Ghetto Gardener, Ludwe Qamata
His curiosity eventually led him to Abalimi Bezekhaya, a non-profit organisation that teaches people how to garden across the Cape Flats.
“When I came by Abalimi, I was that kind of person who came in to help the others. There were people who wanted to garden but they don’t know how or didn’t have means or the knowledge, so I was the person who transported, or moved, that information to the seniors of the community.”
A light at the end of a dark tunnel

His ability to help the seniors at Abalimi made him realise that he could help more people, and so the seed for ghetto gardener started flowering.
He earned the name Ghetto Gardener because of how hard he worked in the community gardens, even after serving his parole. People across the Cape Flats benefited from his labour, and seeing their progress gave him the hope and power to do even better. “The love that I was gaining from people of the communities of Gugulethu, Langa, Nyanga, Crossroads, Phillipi, KTC, you name it, it was building me. It was making me into another person.”

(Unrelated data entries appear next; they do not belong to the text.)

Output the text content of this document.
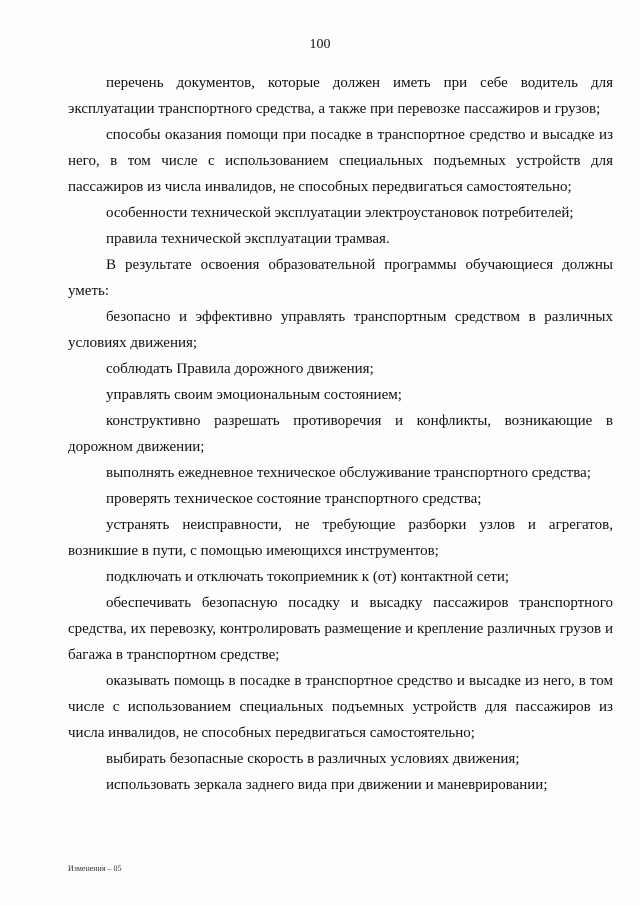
100

перечень документов, которые должен иметь при себе водитель для эксплуатации транспортного средства, а также при перевозке пассажиров и грузов;

способы оказания помощи при посадке в транспортное средство и высадке из него, в том числе с использованием специальных подъемных устройств для пассажиров из числа инвалидов, не способных передвигаться самостоятельно;

особенности технической эксплуатации электроустановок потребителей;

правила технической эксплуатации трамвая.

В результате освоения образовательной программы обучающиеся должны уметь:

безопасно и эффективно управлять транспортным средством в различных условиях движения;

соблюдать Правила дорожного движения;

управлять своим эмоциональным состоянием;

конструктивно разрешать противоречия и конфликты, возникающие в дорожном движении;

выполнять ежедневное техническое обслуживание транспортного средства;

проверять техническое состояние транспортного средства;

устранять неисправности, не требующие разборки узлов и агрегатов, возникшие в пути, с помощью имеющихся инструментов;

подключать и отключать токоприемник к (от) контактной сети;

обеспечивать безопасную посадку и высадку пассажиров транспортного средства, их перевозку, контролировать размещение и крепление различных грузов и багажа в транспортном средстве;

оказывать помощь в посадке в транспортное средство и высадке из него, в том числе с использованием специальных подъемных устройств для пассажиров из числа инвалидов, не способных передвигаться самостоятельно;

выбирать безопасные скорость в различных условиях движения;

использовать зеркала заднего вида при движении и маневрировании;

Изменения – 05
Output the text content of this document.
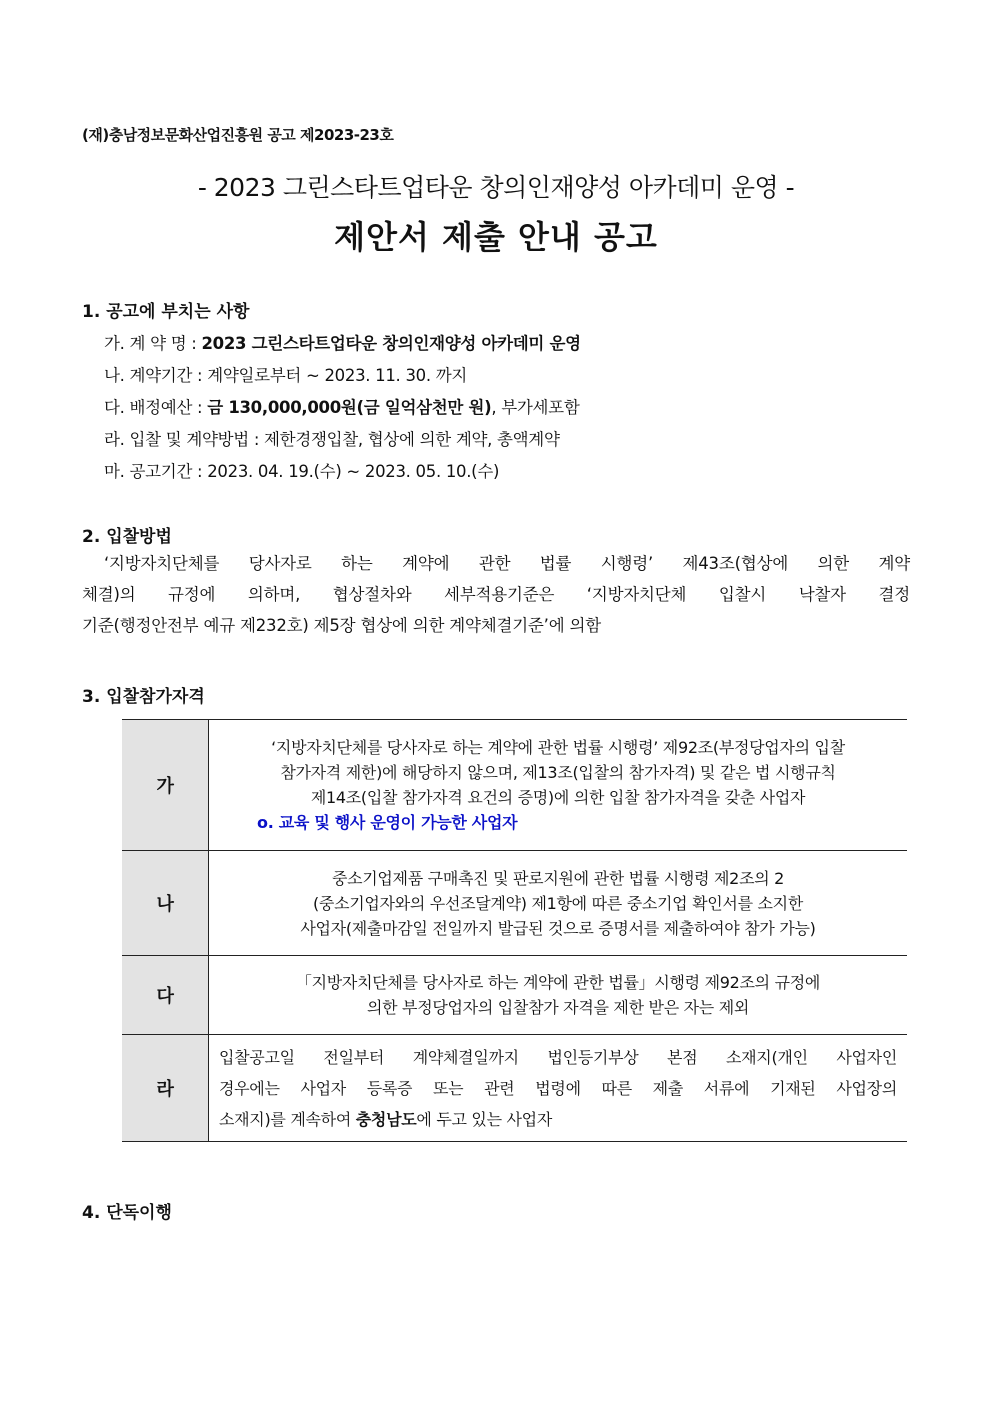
(재)충남정보문화산업진흥원 공고 제2023-23호
- 2023 그린스타트업타운 창의인재양성 아카데미 운영 -
제안서 제출 안내 공고
1. 공고에 부치는 사항
가. 계 약 명 : 2023 그린스타트업타운 창의인재양성 아카데미 운영
나. 계약기간 : 계약일로부터 ~ 2023. 11. 30. 까지
다. 배정예산 : 금 130,000,000원(금 일억삼천만 원), 부가세포함
라. 입찰 및 계약방법 : 제한경쟁입찰, 협상에 의한 계약, 총액계약
마. 공고기간 : 2023. 04. 19.(수) ~ 2023. 05. 10.(수)
2. 입찰방법
‘지방자치단체를 당사자로 하는 계약에 관한 법률 시행령’ 제43조(협상에 의한 계약
체결)의 규정에 의하며, 협상절차와 세부적용기준은 ‘지방자치단체 입찰시 낙찰자 결정
기준(행정안전부 예규 제232호) 제5장 협상에 의한 계약체결기준’에 의함
3. 입찰참가자격
가	‘지방자치단체를 당사자로 하는 계약에 관한 법률 시행령’ 제92조(부정당업자의 입찰
참가자격 제한)에 해당하지 않으며, 제13조(입찰의 참가자격) 및 같은 법 시행규칙
제14조(입찰 참가자격 요건의 증명)에 의한 입찰 참가자격을 갖춘 사업자
o. 교육 및 행사 운영이 가능한 사업자

나	중소기업제품 구매촉진 및 판로지원에 관한 법률 시행령 제2조의 2
(중소기업자와의 우선조달계약) 제1항에 따른 중소기업 확인서를 소지한
사업자(제출마감일 전일까지 발급된 것으로 증명서를 제출하여야 참가 가능)

다	「지방자치단체를 당사자로 하는 계약에 관한 법률」시행령 제92조의 규정에
의한 부정당업자의 입찰참가 자격을 제한 받은 자는 제외

라	입찰공고일 전일부터 계약체결일까지 법인등기부상 본점 소재지(개인 사업자인
경우에는 사업자 등록증 또는 관련 법령에 따른 제출 서류에 기재된 사업장의
소재지)를 계속하여 충청남도에 두고 있는 사업자
4. 단독이행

At the moment, Qamata is teaching himself how to run his business more efficiently. He is practicing better record keeping and attempting to understand the financial aspects of the business better in order to grow it.
He hopes to expand the Ghetto Gardener business into more of a brand and wants to help even more communities.
“[I want] to implement nurseries all around the townships and provide all the farmers, and the people who are growing food in their homes, with seeds and seedlings and all the information.